Dans l’Arrêt commenté, l’abus de droit est retenu par la constatation de l’absence de substance économique de la société détentrice de l’usufruit démembré des parts sociales de la SCI, propriétaire de l’immeuble, pour les motifs suivants :

  • absence d’Assemblée Générale ;
  • absence de compte bancaire ;
  • absence de comptabilité (dans la SCI titulaire de l’immeuble) ;
  • et surtout absence d’autres investissements dans la société détentrice de l’usufruit des parts démembrées qui manifestait de la volonté du contribuable de créer artificiellement un véhicule destiné à éluder l’impôt.

Nous ne pouvons que partager cette analyse. S’il est permis au contribuable de choisir le chemin fiscal le moins imposé, il lui est naturellement interdit de procéder à des opérations dont le seul but est d’éluder l’impôt.

Cette Jurisprudence ne remet pas en cause l’utilité et le bien fondé du démembrement de propriété. Elle constitue un simple rappel sur la nécessité de donner au montage une consistance économique. Ainsi et sans aucun doute, le démembrement de propriété n’aurait-il pas été contesté si la cession ou l’apport de l’usufruit temporaire avait bénéficié à la société d’exploitation, par ailleurs locataire de l’immeuble.

On sait, en effet, qu’en FRANCE, faire cohabiter une activité économique avec une activité patrimoniale peut poser des difficultés. Ainsi, l’endettement constaté au bilan, pour un investissement patrimonial, peut gêner, voire empêcher, un nouveau recours à la dette bancaire, destiné à financer un investissement se rattachant à l’activité économique. De la même manière, le financement de l’acquisition des parts ou actions d’une société est beaucoup plus difficile lorsque sa valeur tient compte de l’actif économique traditionnellement financé par un prêt sur sept ans, avec un actif immobilier, dont le retour d’amortissement financier peut prendre quinze ans.

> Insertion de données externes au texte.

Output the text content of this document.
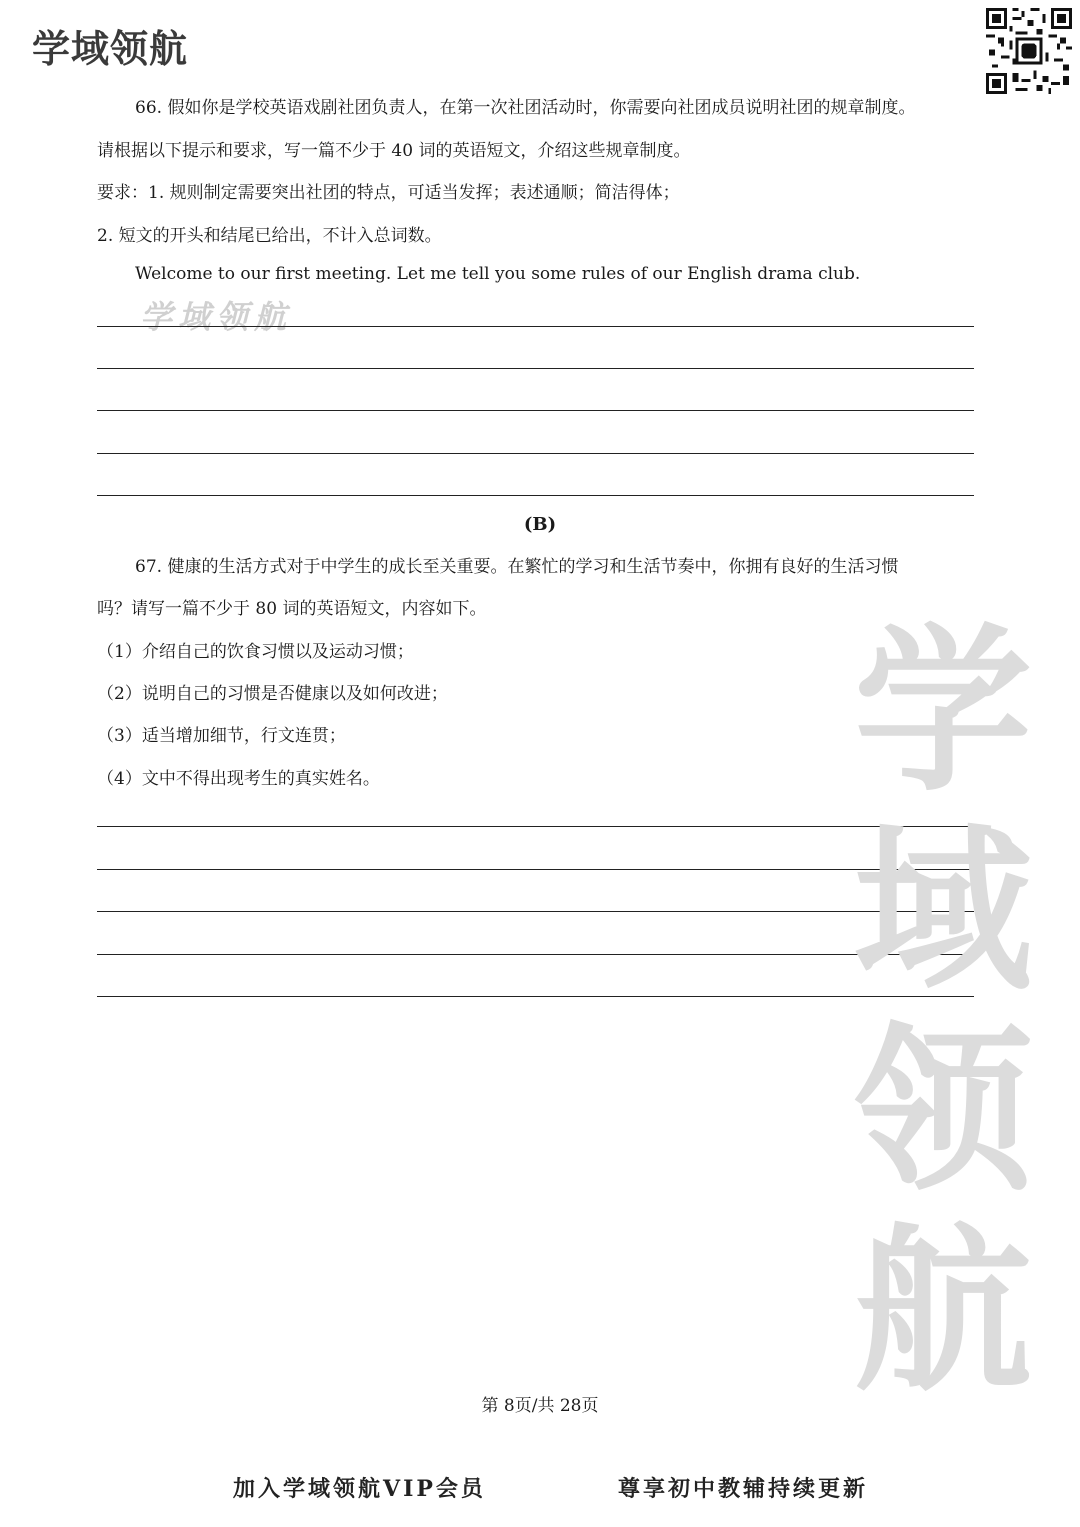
学域领航
66. 假如你是学校英语戏剧社团负责人，在第一次社团活动时，你需要向社团成员说明社团的规章制度。
请根据以下提示和要求，写一篇不少于 40 词的英语短文，介绍这些规章制度。
要求：1. 规则制定需要突出社团的特点，可适当发挥；表述通顺；简洁得体；
2. 短文的开头和结尾已给出，不计入总词数。
Welcome to our first meeting. Let me tell you some rules of our English drama club.
学域领航
(B)
67. 健康的生活方式对于中学生的成长至关重要。在繁忙的学习和生活节奏中，你拥有良好的生活习惯
吗？请写一篇不少于 80 词的英语短文，内容如下。
（1）介绍自己的饮食习惯以及运动习惯；
（2）说明自己的习惯是否健康以及如何改进；
（3）适当增加细节，行文连贯；
（4）文中不得出现考生的真实姓名。	学
域
领
航
第 8页/共 28页
加入学域领航VIP会员	尊享初中教辅持续更新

La cohabitation d’un actif économique et d’un actif patrimonial au sein d’une même entité est-il donc possible grâce à la technique du démembrement temporaire de l’usufruit, permettant notamment à la société économique, par ailleurs temporairement propriétaire de l’usufruit démembré, de bénéficier d’un retour sur investissement sur les loyers qu’elle paie à la SCI.

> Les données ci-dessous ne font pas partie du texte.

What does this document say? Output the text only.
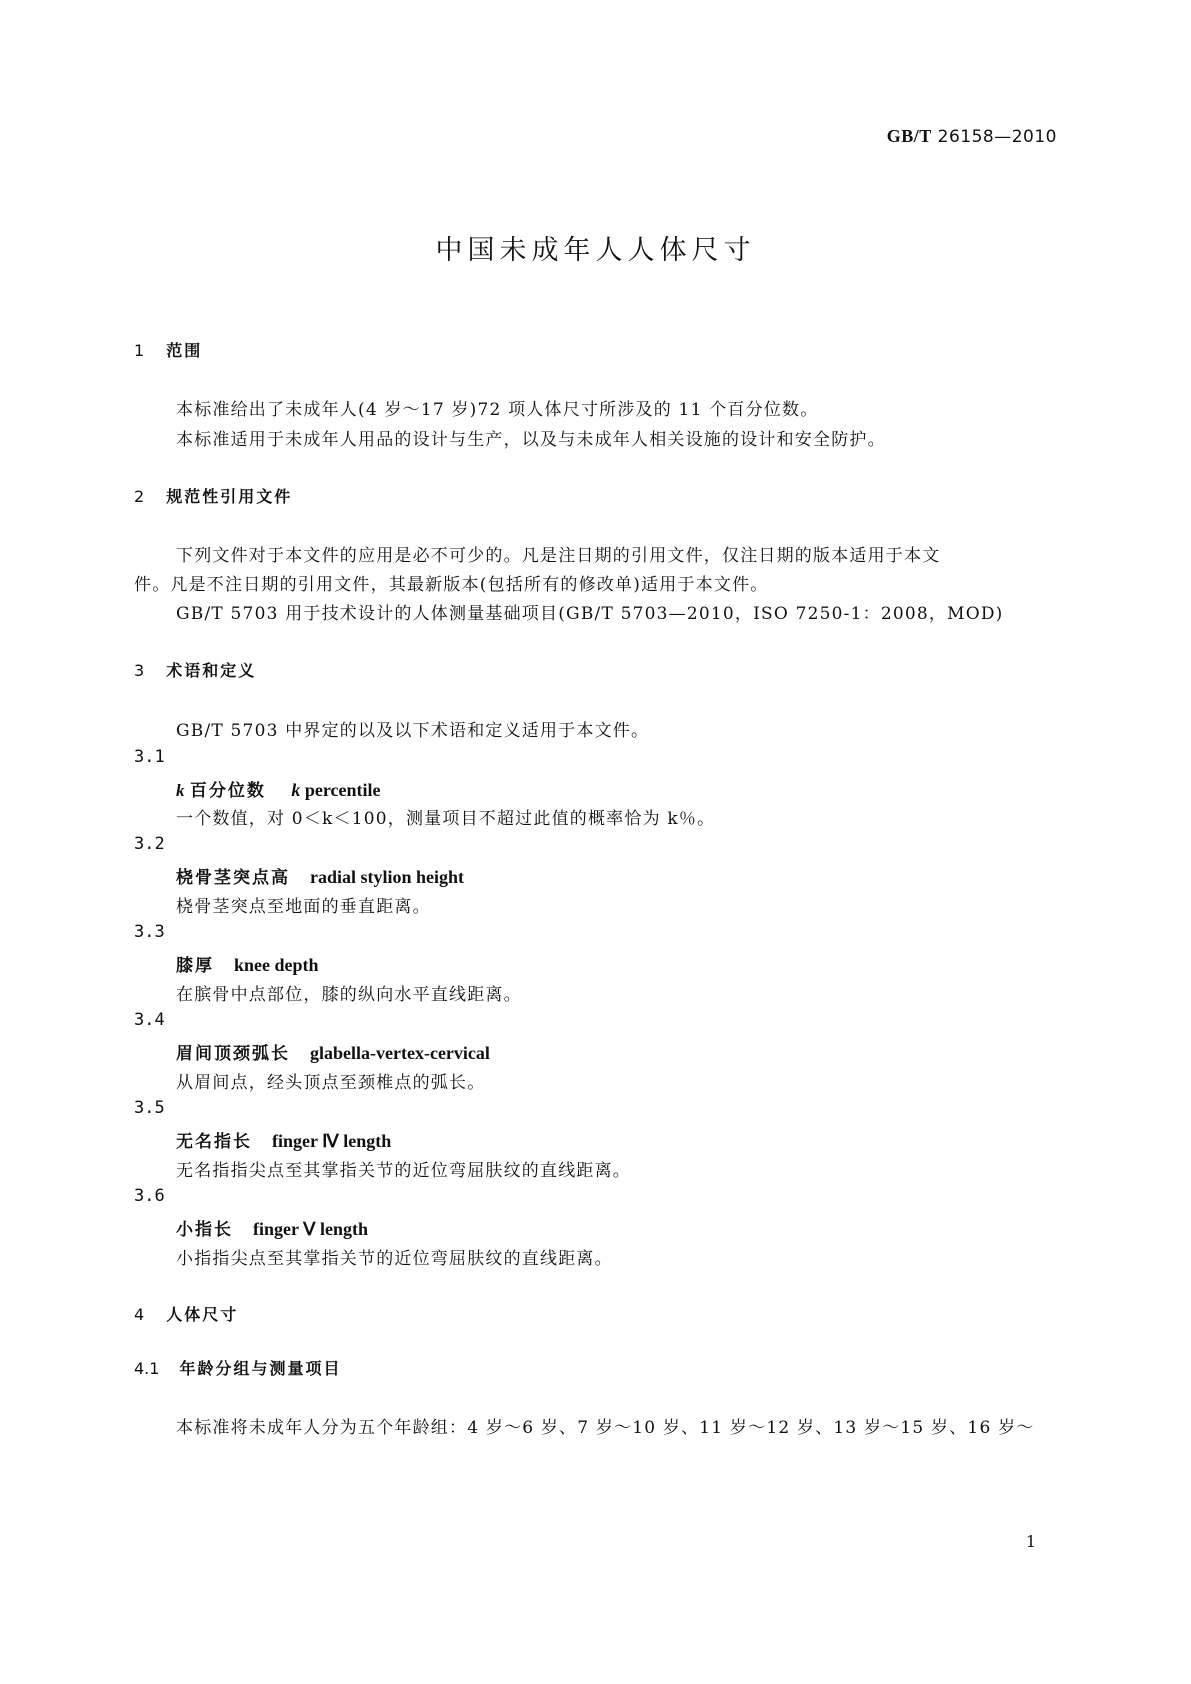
GB/T 26158—2010
中国未成年人人体尺寸
1 范围
本标准给出了未成年人(4 岁～17 岁)72 项人体尺寸所涉及的 11 个百分位数。
本标准适用于未成年人用品的设计与生产，以及与未成年人相关设施的设计和安全防护。
2 规范性引用文件
下列文件对于本文件的应用是必不可少的。凡是注日期的引用文件，仅注日期的版本适用于本文
件。凡是不注日期的引用文件，其最新版本(包括所有的修改单)适用于本文件。
GB/T 5703 用于技术设计的人体测量基础项目(GB/T 5703—2010，ISO 7250-1：2008，MOD)
3 术语和定义
GB/T 5703 中界定的以及以下术语和定义适用于本文件。
3.1
k 百分位数 k percentile
一个数值，对 0＜k＜100，测量项目不超过此值的概率恰为 k％。
3.2
桡骨茎突点高 radial stylion height
桡骨茎突点至地面的垂直距离。
3.3
膝厚 knee depth
在膑骨中点部位，膝的纵向水平直线距离。
3.4
眉间顶颈弧长 glabella-vertex-cervical
从眉间点，经头顶点至颈椎点的弧长。
3.5
无名指长 finger Ⅳ length
无名指指尖点至其掌指关节的近位弯屈肤纹的直线距离。
3.6
小指长 finger Ⅴ length
小指指尖点至其掌指关节的近位弯屈肤纹的直线距离。
4 人体尺寸
4.1 年龄分组与测量项目
本标准将未成年人分为五个年龄组：4 岁～6 岁、7 岁～10 岁、11 岁～12 岁、13 岁～15 岁、16 岁～
1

Evidemment en l’absence de substance économique de l’activité qui reçoit l’usufruit temporaire, le montage tombe sous le coup de l’article 64 du LPF.

III – L’ABUS DE DROIT ET L’ARTICLE 64 DU LPF

L’article 64 du LPF définit l’abus de droit afin de restituer le véritable caractère d’une opération. Il permet ainsi à l’Administration d’écarter, comme ne lui étant pas opposable, les actes constitutifs d’un abus de droit, soit que ces actes ont un caractère fictif, soit que, recherchant le bénéfice d’une application littérale des textes ou de décisions à l’encontre des objectifs poursuivis par leurs auteurs, ils n’ont pu être inspirés par aucun autre motif que celui d’éluder ou d’atténuer les charges fiscales que l’intéressé, si ces actes n’avaient pas été passés ou réalisés, aurait normalement supportées eu égard à sa situation et à ses activités réelles.

En pratique, la fictivité juridique est constituée par la différence existant entre l’apparence juridique créée par l’acte en cause et la réalité en particulier économique sous-jacente à cet acte.

Au cas particulier, cette fraude résulte du caractère totalement artificiel de la société constituée spécialement et dans le seul but de recevoir l’usufruit démembré des parts de la SCI.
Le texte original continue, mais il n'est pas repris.